The real-time traffic projections are based on bluetooth signals that emanate from cellphones, or in some cases, from the car. When one of the signs picks up on a bluetooth signal, it is tagged with a unique code, and a computer database tracks how long it takes the signal to reach the next sign on the highway.
Using hundreds of signals gleaned every minute, an algorithm determines the forecast for travel times.
The project, which has cost about $4.5 million so far, is estimated to cost an additional $13 million, about 80 percent of which will be paid for by the federal government.
Davey said feedback on the project has been positive.

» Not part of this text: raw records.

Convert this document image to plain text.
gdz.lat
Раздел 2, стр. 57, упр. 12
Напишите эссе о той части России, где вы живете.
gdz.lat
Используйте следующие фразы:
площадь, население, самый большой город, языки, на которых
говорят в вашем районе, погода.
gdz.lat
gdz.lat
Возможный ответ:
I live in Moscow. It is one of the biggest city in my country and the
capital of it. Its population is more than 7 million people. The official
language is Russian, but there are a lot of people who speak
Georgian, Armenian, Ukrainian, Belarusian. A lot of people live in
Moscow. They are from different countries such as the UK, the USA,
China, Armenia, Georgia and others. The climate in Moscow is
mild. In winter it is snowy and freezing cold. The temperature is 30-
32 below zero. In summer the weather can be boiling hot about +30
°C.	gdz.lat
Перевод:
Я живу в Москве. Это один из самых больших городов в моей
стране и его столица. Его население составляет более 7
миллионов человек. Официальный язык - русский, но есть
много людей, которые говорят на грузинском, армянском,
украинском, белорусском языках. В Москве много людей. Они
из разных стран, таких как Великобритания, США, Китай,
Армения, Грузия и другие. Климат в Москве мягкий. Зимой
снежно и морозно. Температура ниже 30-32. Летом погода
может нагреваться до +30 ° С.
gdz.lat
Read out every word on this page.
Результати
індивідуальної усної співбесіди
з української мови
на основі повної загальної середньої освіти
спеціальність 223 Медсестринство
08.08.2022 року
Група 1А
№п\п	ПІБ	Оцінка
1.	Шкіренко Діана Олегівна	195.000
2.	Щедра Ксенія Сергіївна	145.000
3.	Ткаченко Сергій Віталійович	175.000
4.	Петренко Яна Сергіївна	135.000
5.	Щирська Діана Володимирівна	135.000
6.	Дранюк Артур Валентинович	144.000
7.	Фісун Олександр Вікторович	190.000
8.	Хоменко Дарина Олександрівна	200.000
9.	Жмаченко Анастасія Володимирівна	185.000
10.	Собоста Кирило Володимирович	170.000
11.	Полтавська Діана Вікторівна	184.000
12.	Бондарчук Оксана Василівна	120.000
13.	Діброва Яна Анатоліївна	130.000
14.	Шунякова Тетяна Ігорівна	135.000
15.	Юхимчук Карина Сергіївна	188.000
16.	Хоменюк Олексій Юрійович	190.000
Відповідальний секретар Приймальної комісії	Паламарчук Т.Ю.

In some cases, commuters can use the traffic estimates to determine which route to take, heading to an exit and opting for a side road if projections look painful. In other cases, Davey said, accurate knowledge about the time it takes to reach a destination, even if there is no bypass route, can help drivers plan ahead.
“Whether they arrive early, on time, or late,” Davey continued, “that knowledge improves people’s commutes across the state.”
The signs for Cape Cod will stretch from Wareham and Cedarville through North Truro.
Davey anticipates that beachgoers and tourists with flexible schedules will be able to use the signs, and the accompanying smart phone app, to decide the best time to travel.
The technology, dubbed “Go Time” by MassDOT officials, will also provide behind-the-scenes information to traffic engineers and State Police, helping officials to better determine the optimal time and place to undertake construction projects without disrupting traffic.
They also hope the data will help the agency advise companies on how best to structure workplace schedules to minimize the time that employees spend in their cars.
“We’re trying to move away from the anecdote and get to the evidence,” Davey said. “Actionable data will help us make better decisions.”